THE GEOMETRY OF THE ANTI-TERROR UNIT
While I am still unconscious, only a few hours after the explosion, the judicial apparatus follows the instructions of the anti-terror squad and constructs an indictment of an abomination. The processing of (small amounts of) explosive materials and devices with only comrade Kyriakos and myself present and aware, was baptized an organization. The apartment, to which we had only had access to for a few days, was christened a yafka (illegal bunker). The legitimate objects found in the apartment where I lived with comrade Kyriakos and which were presented on the daily news were dubbed suspicious. With these facts, the anti-terror police prosecuted me on the charge of “terrorism”. At this point, however, I will not focus on the legal aspect, nor will I speak in the context of innocence and guilt. I refuse to accept an indictment based on 187A, especially when it instrumentalizes the death of my comrade in the most vulgar fashion. And I intend to deconstruct whichever repressive scenario they construct. But I will defend until the end my choice to be in this apartment, I will defend the necessity of struggle by means not limited to the framework of civil law, I will defend my comrade’s choices, his memory and our relationship.

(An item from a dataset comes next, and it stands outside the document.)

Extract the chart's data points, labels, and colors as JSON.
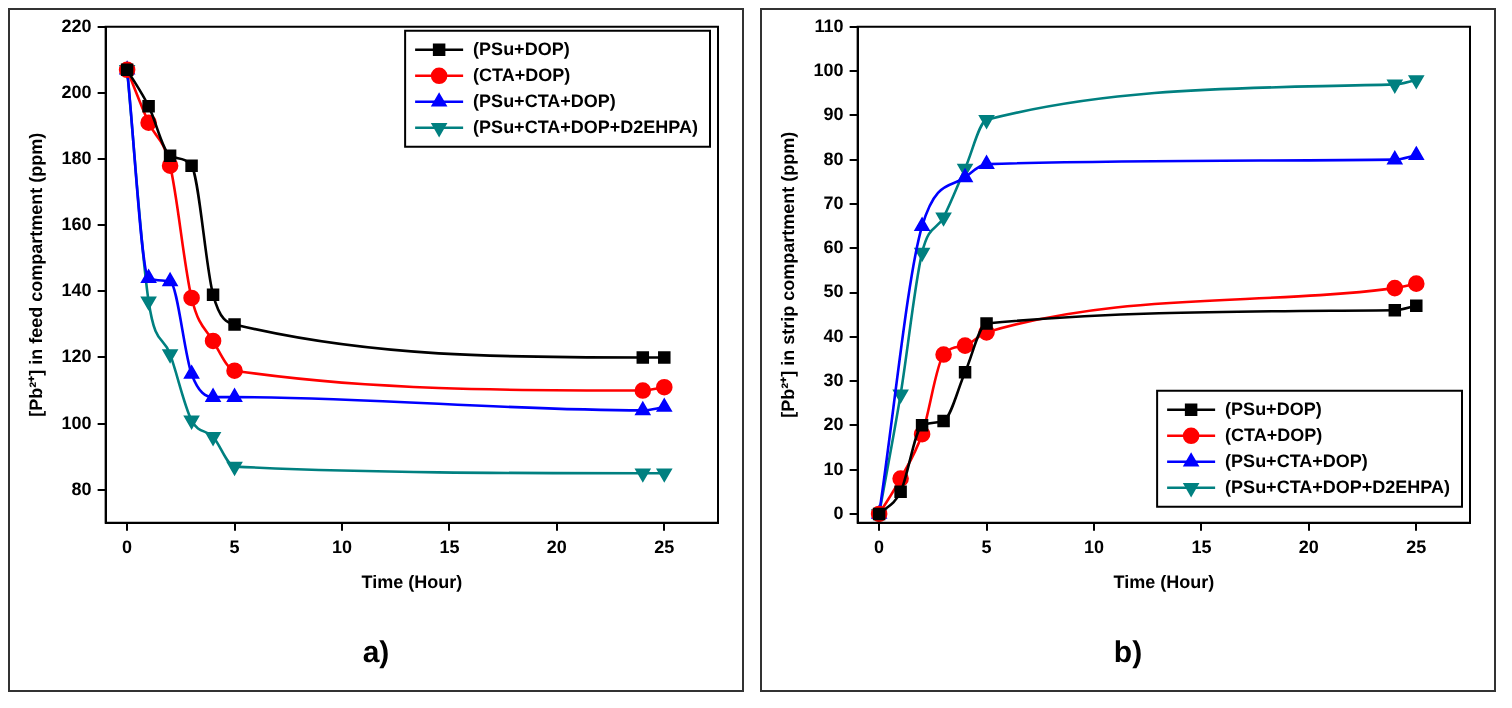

By carving concentric circles, the anti-terror police weave their own repressive web. It places me and my comrade Kyriakos at the centre and, with shaky geometry, it adds friends, comrades and strangers. In the first cycle it places the arrest of the anarchist comrade Dimitra, who presented herself voluntarily in a Hollywood-style operation at the Athens airport where – in contrast to the femicide of Kyriaki Griva – the police car in the role of a taxi picks her up and takes her to the GADA (Athens central police station). The only “clue” was that she had given the keys to the apartment in Arkadia Street to me and Kyriakos under the pretext of hosting our acquaintances from abroad, without her knowledge of the true purpose of the flat’s use. It is worth noting that on the day of the explosion she was abroad, where she had been living for the last few years. She too is being prosecuted under 187A. In the second circle they place the comrade Dimitris, who also presented himself voluntarily at GADA, because he had handed over the pair of keys of the apartment in Arcadia Street to the flat’s owner, something which had been requested of him by Dimitra. With the only involvement being the delivery of the keys, without having known anything more and having been at work at the time of the explosion, he also faces the aforementioned charges. Twenty days later the”anti-“terrorists secure the next cycle, with the arrest of the anarchist comrade N. Romanos. In his case, the repressive mechanism unleashed its vindictiveness by using as proof a faint fingerprint on a transportable object – a bag – found in the apartment in Arcadia. Two days later A.K becomes part of the last cycle when he is arrested due to the ridiculous “clue” of the fingerprint on the same bag. Apparently within 20 days the “efficiency” of the ELAS (greek police) laboratories managed to implicate two people with whom I have no connection, by unearthing a fingerprint, while the tons of xylene in the Tempi massacre have not been found for two years now. The last two arrested also face the same flimsy charge.